More Malicious Moggi Obscenities

I could have lumped all of Moggi's legal woes together in the post yesterday, but everything's not related and I didn't want to distract from Zeman himself. In any case, yesterday Moggi, along with former colleagues Bettega and Giraudo, was acquitted in a Torino court. They were accused of meddling with so called plusvalenze, a method with which a club writes up (or down) the value of a player sold or bought, in order to create a financial gain even if there technically hadn't been any.

An illustrative (and very wordy, be warned) example is Matteo Brighi: when Roma sold Emerson, his contract was running out and he was faking depression in order to get his move to Juventus through. Roma recognized that he couldn't stay, and agreed to sell. The problem was in Emerson's short contract length, which normally renders a player much less expensive, but Roma still needed to get paid in order to sell him to rivals Juve. So Moggi included Brighi into the deal, and Juventus and Roma agreed to declare his value (on paper) at around €15 million, which he realistically wasn't worth at the time. So to Roma went €16 million and Matteo Brighi, agreed arbitrarily to be worth €15 million; to Juventus went Emerson. The transaction of course was welcomed by both parties; Roma got rid of a locker room cancer and got a good young midfielder as well, and a chance to declare Emerson's sale value at the full €31 million the transfer had cost on paper. That means Roma made a handsome profit on the player they had bought once for around €20 million. Juventus, on the other hand, declared the sale of Matteo Brighi as a huge capital gain, having signed him from serie C/2 club Rimini for spare change.

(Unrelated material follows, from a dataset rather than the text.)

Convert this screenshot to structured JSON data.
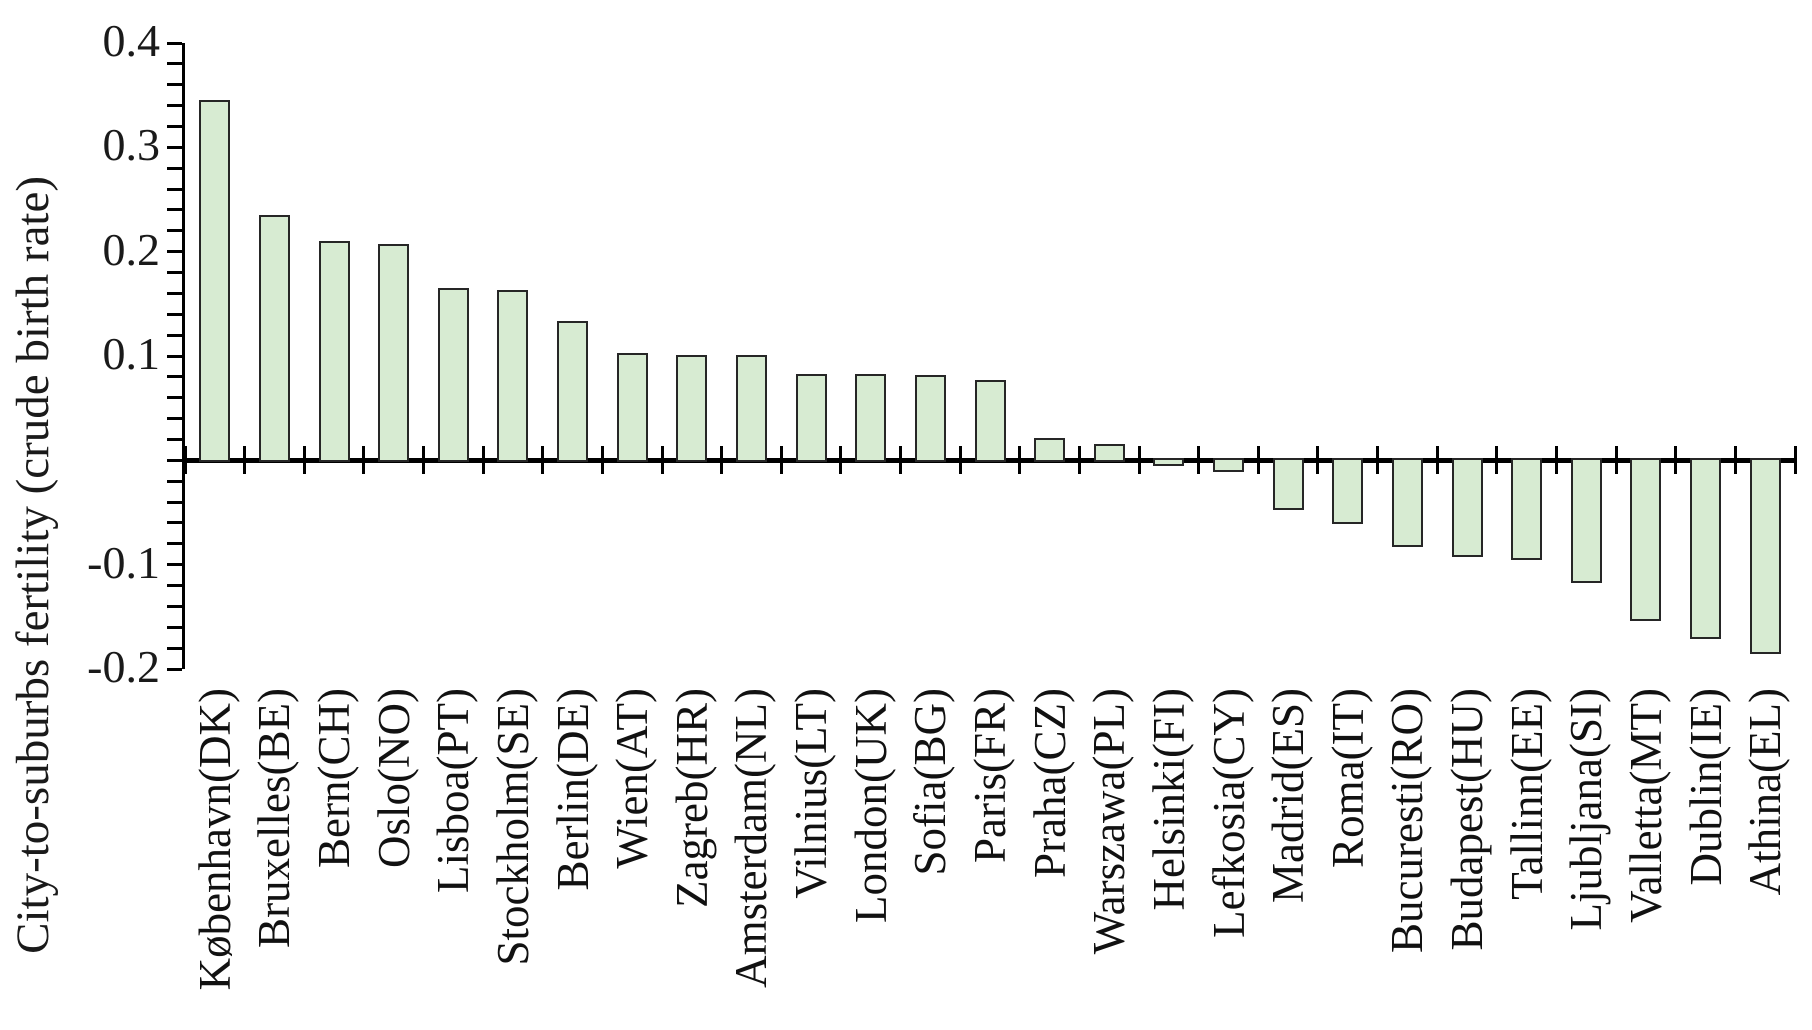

If you stuck with me through all of that, you can see both why it is an attractive practice for football clubs to engage in, as well as problems in proving that's what happened. I'm no lawyer, and would love to hear from someone who is to see their take, but my hunch would be that it's one of those things everyone knows happened, but is almost impossible to prove. How do you prove Roma didn't see great potential and a future Italian international in Brighi, for example?

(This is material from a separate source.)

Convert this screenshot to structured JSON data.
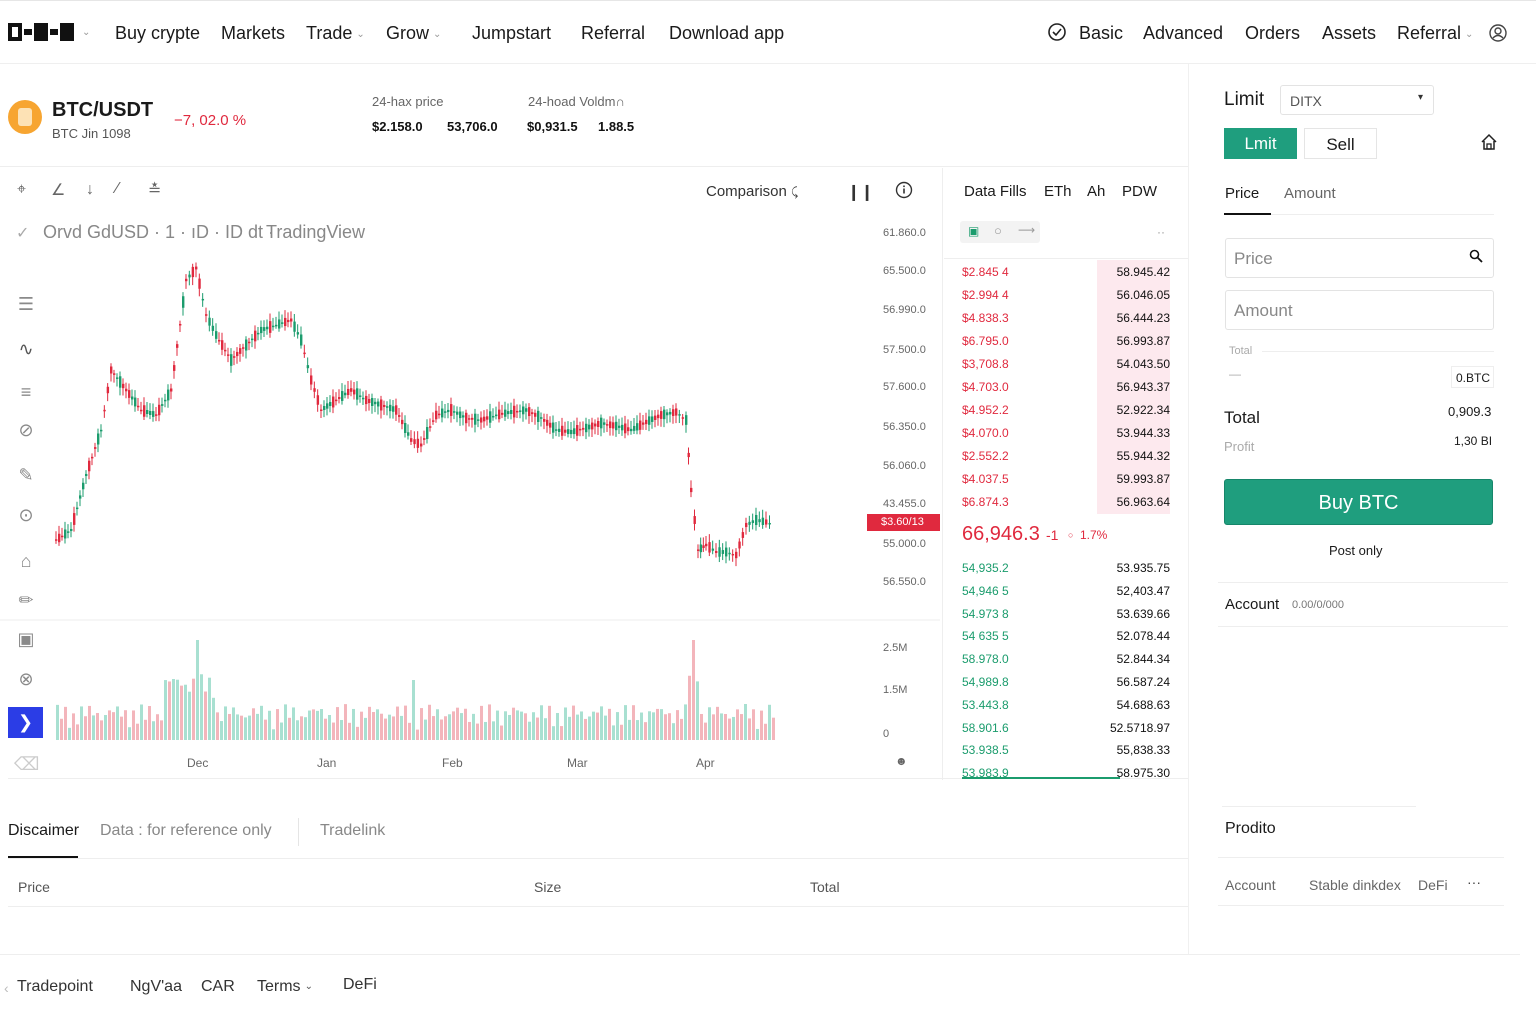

So the Triad was absolved of wrongdoing in the Torino trial, but that wasn't totally unexpected. It's in the mutual interest of, well, the football community to not convict them for the plusvalenze, lest most everyone else should start to fall like dominoes. But more importantly: the real trial is in Napoli. That's where all of the Calciopoli mess is being treated, the Swiss SIM cards, Moggi Jr.'s agency GEA and their actions, etcetera. Unless the new statutes of limitations proposed comes into effect first, meaning the trials will be shut down (yes, that's a very real possibility).